Sorry, that was a big rant. Just need to talk. Don't feel safe on my own anymore because I never know what I am going to do. How sad. i am way too old for this s**t.
 
bluenomore

bluenomore

Well-known member
Joined
Jun 30, 2009
Messages
5,532
Hey Lady Lazarus,

Don't feel so down. There's a lot of us feeling like you do. But I reckon that
we can help each other get through this shitty feeling. I rely on you just as you rely on me.

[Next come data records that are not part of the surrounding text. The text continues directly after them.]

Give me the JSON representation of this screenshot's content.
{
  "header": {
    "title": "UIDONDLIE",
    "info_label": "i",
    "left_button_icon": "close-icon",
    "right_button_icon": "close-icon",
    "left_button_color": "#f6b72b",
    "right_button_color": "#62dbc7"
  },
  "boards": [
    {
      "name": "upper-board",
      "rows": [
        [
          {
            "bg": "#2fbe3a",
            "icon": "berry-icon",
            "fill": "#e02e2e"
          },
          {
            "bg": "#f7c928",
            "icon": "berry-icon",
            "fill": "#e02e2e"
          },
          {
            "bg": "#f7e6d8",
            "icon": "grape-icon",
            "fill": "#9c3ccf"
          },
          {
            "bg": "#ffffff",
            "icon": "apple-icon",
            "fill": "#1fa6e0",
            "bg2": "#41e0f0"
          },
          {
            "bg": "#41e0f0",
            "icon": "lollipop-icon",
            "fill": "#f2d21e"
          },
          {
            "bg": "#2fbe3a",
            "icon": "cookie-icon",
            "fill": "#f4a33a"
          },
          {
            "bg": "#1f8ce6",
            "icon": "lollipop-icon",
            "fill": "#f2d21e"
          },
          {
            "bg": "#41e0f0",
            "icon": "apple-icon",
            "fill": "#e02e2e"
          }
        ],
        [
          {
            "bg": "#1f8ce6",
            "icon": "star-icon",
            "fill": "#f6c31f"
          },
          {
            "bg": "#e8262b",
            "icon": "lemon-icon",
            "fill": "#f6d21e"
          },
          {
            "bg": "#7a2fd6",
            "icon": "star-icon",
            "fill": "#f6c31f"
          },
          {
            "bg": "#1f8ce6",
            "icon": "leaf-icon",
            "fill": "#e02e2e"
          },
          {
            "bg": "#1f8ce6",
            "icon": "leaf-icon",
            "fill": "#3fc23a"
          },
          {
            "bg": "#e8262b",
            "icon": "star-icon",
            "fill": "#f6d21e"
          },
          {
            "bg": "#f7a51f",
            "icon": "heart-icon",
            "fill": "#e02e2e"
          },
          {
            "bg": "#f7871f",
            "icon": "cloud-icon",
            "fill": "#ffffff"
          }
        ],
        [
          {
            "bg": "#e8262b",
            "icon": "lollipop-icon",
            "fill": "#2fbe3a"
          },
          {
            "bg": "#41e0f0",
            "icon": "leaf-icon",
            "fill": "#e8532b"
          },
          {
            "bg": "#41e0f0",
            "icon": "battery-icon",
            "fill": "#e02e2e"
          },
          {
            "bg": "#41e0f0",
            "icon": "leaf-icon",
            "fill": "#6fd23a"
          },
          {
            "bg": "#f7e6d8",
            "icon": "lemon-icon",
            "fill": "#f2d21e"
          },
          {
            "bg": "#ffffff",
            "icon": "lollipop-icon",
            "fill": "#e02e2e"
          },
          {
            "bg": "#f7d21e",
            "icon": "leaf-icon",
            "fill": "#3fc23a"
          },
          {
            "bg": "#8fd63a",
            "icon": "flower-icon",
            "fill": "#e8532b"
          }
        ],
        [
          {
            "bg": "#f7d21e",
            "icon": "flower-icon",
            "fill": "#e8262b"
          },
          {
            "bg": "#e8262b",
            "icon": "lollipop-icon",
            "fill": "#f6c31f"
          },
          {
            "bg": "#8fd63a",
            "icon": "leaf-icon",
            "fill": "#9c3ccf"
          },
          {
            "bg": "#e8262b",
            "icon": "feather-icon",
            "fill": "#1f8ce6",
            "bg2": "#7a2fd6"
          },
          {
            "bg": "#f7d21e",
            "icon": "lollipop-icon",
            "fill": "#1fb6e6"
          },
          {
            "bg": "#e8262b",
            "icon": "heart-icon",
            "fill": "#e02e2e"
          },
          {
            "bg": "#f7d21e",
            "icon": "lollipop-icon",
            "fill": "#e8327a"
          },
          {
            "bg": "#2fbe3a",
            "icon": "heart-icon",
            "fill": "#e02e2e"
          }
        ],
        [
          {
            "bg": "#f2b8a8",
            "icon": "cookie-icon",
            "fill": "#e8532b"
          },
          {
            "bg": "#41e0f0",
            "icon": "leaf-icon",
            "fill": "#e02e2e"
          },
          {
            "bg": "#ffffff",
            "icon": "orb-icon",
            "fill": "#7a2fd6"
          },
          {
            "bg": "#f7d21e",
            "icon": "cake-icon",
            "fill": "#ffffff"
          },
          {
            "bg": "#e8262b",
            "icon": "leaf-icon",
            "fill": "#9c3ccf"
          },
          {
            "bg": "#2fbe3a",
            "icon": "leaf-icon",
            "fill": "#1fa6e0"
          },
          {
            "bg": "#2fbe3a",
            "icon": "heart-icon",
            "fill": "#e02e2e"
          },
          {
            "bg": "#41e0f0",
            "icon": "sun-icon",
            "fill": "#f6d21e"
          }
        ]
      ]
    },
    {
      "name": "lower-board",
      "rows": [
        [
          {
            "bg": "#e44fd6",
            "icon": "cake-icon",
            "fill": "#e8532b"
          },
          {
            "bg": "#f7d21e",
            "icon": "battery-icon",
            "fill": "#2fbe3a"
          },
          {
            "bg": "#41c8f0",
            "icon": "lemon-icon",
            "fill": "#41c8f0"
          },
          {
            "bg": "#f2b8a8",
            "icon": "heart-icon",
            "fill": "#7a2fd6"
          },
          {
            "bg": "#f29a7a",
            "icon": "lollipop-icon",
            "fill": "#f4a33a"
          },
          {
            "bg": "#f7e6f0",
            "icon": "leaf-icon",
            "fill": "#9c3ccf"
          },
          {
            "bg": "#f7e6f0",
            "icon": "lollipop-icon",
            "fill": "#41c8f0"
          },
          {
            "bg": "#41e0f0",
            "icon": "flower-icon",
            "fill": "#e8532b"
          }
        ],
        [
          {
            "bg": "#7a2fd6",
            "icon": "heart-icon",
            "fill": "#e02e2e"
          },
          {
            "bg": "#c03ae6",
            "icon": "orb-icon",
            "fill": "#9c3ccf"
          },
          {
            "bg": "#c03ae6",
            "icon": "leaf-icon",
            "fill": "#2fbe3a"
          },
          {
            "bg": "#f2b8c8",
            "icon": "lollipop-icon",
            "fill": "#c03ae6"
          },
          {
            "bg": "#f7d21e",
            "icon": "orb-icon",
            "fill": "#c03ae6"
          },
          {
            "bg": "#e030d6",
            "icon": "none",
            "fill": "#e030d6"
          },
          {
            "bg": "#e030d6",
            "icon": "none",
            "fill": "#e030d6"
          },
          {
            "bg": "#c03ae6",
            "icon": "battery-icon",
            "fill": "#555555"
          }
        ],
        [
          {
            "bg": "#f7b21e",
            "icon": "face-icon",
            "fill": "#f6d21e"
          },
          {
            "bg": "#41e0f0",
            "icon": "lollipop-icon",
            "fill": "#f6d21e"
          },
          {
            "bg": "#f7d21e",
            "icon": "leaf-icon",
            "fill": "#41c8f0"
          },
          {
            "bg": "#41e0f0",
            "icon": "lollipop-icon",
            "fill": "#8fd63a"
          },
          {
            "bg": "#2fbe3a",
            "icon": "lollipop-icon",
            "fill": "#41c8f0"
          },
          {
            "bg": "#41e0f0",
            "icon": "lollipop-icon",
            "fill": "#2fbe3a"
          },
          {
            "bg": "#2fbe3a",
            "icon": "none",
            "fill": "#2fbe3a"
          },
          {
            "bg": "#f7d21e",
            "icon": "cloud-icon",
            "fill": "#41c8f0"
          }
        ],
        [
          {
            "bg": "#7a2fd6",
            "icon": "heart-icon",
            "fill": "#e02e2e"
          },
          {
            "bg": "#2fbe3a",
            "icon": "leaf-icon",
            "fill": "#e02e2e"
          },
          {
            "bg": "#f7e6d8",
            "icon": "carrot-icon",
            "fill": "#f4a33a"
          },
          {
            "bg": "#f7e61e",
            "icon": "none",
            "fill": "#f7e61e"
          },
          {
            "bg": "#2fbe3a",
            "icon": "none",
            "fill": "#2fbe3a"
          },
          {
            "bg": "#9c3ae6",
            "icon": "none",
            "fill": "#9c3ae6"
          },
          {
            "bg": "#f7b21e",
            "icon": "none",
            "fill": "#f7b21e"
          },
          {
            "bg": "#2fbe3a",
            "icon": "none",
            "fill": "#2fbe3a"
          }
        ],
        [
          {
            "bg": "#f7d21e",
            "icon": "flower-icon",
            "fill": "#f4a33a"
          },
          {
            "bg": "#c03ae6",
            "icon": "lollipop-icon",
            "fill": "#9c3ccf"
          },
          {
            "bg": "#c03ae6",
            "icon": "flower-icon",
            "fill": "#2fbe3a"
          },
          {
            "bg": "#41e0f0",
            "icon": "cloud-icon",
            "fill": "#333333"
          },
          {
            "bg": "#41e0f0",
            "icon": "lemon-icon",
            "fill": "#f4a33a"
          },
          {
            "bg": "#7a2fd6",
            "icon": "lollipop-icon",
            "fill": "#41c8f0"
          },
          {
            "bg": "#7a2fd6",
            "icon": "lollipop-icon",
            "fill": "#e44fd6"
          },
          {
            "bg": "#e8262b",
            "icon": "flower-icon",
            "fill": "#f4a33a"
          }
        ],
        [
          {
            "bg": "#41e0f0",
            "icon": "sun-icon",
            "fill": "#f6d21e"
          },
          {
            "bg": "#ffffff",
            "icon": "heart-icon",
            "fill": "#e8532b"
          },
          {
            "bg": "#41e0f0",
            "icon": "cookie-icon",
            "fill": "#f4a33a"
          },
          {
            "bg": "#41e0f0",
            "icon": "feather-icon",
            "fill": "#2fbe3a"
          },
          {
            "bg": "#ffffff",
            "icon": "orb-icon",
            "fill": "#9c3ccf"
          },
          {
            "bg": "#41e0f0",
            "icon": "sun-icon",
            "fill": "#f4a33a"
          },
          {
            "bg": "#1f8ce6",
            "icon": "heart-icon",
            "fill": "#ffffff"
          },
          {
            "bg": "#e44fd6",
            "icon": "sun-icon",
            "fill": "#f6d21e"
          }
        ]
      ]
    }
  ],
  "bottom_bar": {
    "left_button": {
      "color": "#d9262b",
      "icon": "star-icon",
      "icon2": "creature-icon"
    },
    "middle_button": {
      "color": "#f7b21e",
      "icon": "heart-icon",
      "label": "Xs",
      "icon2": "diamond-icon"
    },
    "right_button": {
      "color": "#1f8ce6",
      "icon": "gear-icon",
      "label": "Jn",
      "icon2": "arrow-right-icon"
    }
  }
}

Talk to us about what you are going through and we will try to talk about our experiences and how we have coped with them.

Thinking good thoughts,
 
S

saffron

Guest
thinking of you.
have you told your doctor you have stopped the meds?
I told my doctor when I recognised even a minor negative change in my behaviour or thoughts, on lots of meds made me tens times worse and I actually wanted to just end it all, I took the lot, obviously not enough or I would not be here, anyway, even a 'mate' turned up and thought I was just drunk, I think he must have woken me out of it, or I probably would have stayed asleep, anyway, when I told the doctor that the meds were making me worse he said they are obviously too strong and changed me to another which were much better for me, any way let the doctor know, just cos one type of meds does not have the desired effect to help you move on does not mean that another will not.
take care and think of positive things in your life and about yourself.
S:grouphug:
 
M

maudikie

Guest
Lady Lazarus.

In my opinion it sounds as though you may need re-assessmennt of medication. Certainly don't drink alcohol with it. Thereare lots of other drinks to choose from that will do n o harm. Ask you doctor if taking your medication at a different time would help your sleep problem. Or if this is no good, try reading or sewing or some such, That should take any difficult thoughts away, and it won't matter if you "drop off" in the chair.